So I have come to the realization that I feel depleted of my energy, time and other resources due to a couple of reasons. Being a stay at home mom, the bulk of my job description is to take care of the home and my family. Many times I place serving them and managing the house over myself. Unfortunately, this has caused resentment to grow and fester within me.
The resentment that has grown is because God gave me a charge (or as some call it a purpose) some months back, but every time I would dedicate some time to it, I would be interrupted by something my husband or daughter needed or just life in general. Of course, this would take me off track and I would not end up doing even one thing I wanted to accomplish. So I watched a Periscope today about being intentional by planning at least one thing to do to each day this week to get you closer to your goal. This got me thinking that I really need an action plan.

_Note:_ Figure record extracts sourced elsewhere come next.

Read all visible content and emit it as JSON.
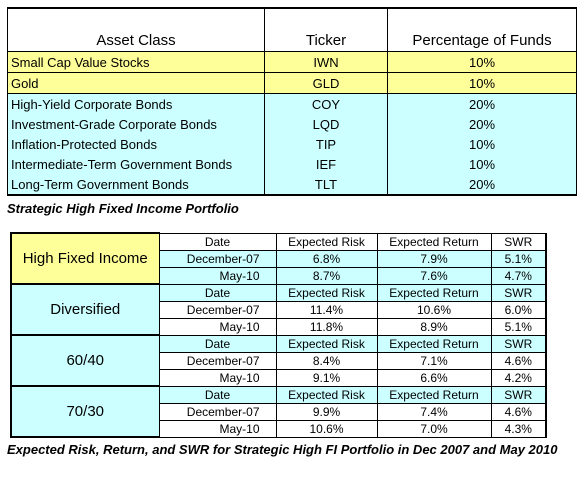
{
  "table1": {
    "columns": [
      "Asset Class",
      "Ticker",
      "Percentage of Funds"
    ],
    "rows": [
      [
        "Small Cap Value Stocks",
        "IWN",
        "10%"
      ],
      [
        "Gold",
        "GLD",
        "10%"
      ],
      [
        "High-Yield Corporate Bonds",
        "COY",
        "20%"
      ],
      [
        "Investment-Grade Corporate Bonds",
        "LQD",
        "20%"
      ],
      [
        "Inflation-Protected Bonds",
        "TIP",
        "10%"
      ],
      [
        "Intermediate-Term Government Bonds",
        "IEF",
        "10%"
      ],
      [
        "Long-Term Government Bonds",
        "TLT",
        "20%"
      ]
    ]
  },
  "caption1": "Strategic High Fixed Income Portfolio",
  "table2": {
    "columns": [
      "Date",
      "Expected Risk",
      "Expected Return",
      "SWR"
    ],
    "groups": [
      {
        "name": "High Fixed Income",
        "rows": [
          [
            "December-07",
            "6.8%",
            "7.9%",
            "5.1%"
          ],
          [
            "May-10",
            "8.7%",
            "7.6%",
            "4.7%"
          ]
        ]
      },
      {
        "name": "Diversified",
        "rows": [
          [
            "December-07",
            "11.4%",
            "10.6%",
            "6.0%"
          ],
          [
            "May-10",
            "11.8%",
            "8.9%",
            "5.1%"
          ]
        ]
      },
      {
        "name": "60/40",
        "rows": [
          [
            "December-07",
            "8.4%",
            "7.1%",
            "4.6%"
          ],
          [
            "May-10",
            "9.1%",
            "6.6%",
            "4.2%"
          ]
        ]
      },
      {
        "name": "70/30",
        "rows": [
          [
            "December-07",
            "9.9%",
            "7.4%",
            "4.6%"
          ],
          [
            "May-10",
            "10.6%",
            "7.0%",
            "4.3%"
          ]
        ]
      }
    ]
  },
  "caption2": "Expected Risk, Return, and SWR for Strategic High FI Portfolio in Dec 2007 and May 2010"
}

I have spent most of my life going with the flow and just floating wherever life took me. I now see this philosophy for living has just wasted so much time, energy and resources. At least with a plan, I can learn to be more intentional about working toward the purpose God gave me. Also, I can even plan some much needed time to make sure I am fully recharged in order to give my family the best of me each day.
Well, I am willing to take on this challenge of planning my day even if it is just one thing I plan on doing to get closer to the goal set before me. James 2:17 KJV reminds us that "Even so faith, if it hath not works, is dead, being alone." So I have my faith and now I just need to get to work!